Confiei um bem e não me devolvem: quando há crime
Você emprestou um objeto, deixou uma quantia sob a guarda de alguém ou entregou um bem para ser cuidado — e a pessoa simplesmente não devolve. A dúvida que surge é direta: isso é só um calote ou é crime? A resposta depende de um ponto específico: como a pessoa recebeu o bem e o que ela fez com a confiança que você depositou. É aí que entra a apropriação indébita, um crime muitas vezes confundido com furto e com estelionato.
O que é apropriação indébita no artigo 168 do Código Penal
O artigo 168 do Código Penal pune quem se apropria de coisa alheia móvel de que tem a posse ou a detenção. A palavra-chave é a inversão da posse: a pessoa recebeu o bem de forma lícita, com a sua autorização, mas depois passa a agir como se fosse dona, recusando-se a devolver ou dando outro destino ao que era seu.
Repare que não há subtração escondida nem engano no início. Você entregou de livre vontade, confiando. O crime nasce no momento em que essa confiança é quebrada e o detentor decide ficar com o bem que deveria restituir.

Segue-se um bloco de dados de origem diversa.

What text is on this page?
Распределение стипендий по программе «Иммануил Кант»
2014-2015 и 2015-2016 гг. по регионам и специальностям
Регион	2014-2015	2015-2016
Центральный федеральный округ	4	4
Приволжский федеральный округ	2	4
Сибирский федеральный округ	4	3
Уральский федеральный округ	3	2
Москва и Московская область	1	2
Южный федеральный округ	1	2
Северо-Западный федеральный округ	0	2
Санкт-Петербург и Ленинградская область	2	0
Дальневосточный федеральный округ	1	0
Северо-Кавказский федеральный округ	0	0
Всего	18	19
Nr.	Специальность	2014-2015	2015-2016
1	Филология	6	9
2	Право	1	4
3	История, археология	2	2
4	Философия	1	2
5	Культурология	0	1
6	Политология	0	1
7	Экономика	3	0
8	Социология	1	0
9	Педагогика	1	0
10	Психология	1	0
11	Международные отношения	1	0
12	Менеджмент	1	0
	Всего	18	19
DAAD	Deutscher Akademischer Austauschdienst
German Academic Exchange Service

Por que isso não é furto nem estelionato
A diferença fica clara ao comparar. No furto, do artigo 155, o bem é subtraído sem o seu consentimento, às escondidas. No estelionato, do artigo 171, a fraude vem antes: a pessoa engana você para que entregue o bem, já com a intenção de não devolver.
Na apropriação indébita, ao contrário, não há fraude prévia nem subtração. A entrega foi legítima e de boa-fé; o desvio surge depois. Essa cronologia — o momento em que a má intenção aparece — é o que define qual crime descreve o seu caso, e por isso deve ser relatada com cuidado.
Um exemplo concreto: o carro deixado para venda
Imagine que você entrega o seu carro a um conhecido que se ofereceu para vendê-lo, combinando repassar o valor assim que fechar negócio. Ele vende, recebe o dinheiro e, a partir daí, sempre adia a entrega do valor, muda de assunto e depois some.
Esse é o retrato clássico da apropriação indébita: a posse do bem, ou do dinheiro da venda, foi confiada de forma lícita, e o crime surge quando o intermediário decide ficar com o que não é dele. Se, ao contrário, ele já pretendia não repassar nada desde o começo, o caso pode escorregar para o estelionato — mais uma razão para descrever a sequência dos fatos com precisão.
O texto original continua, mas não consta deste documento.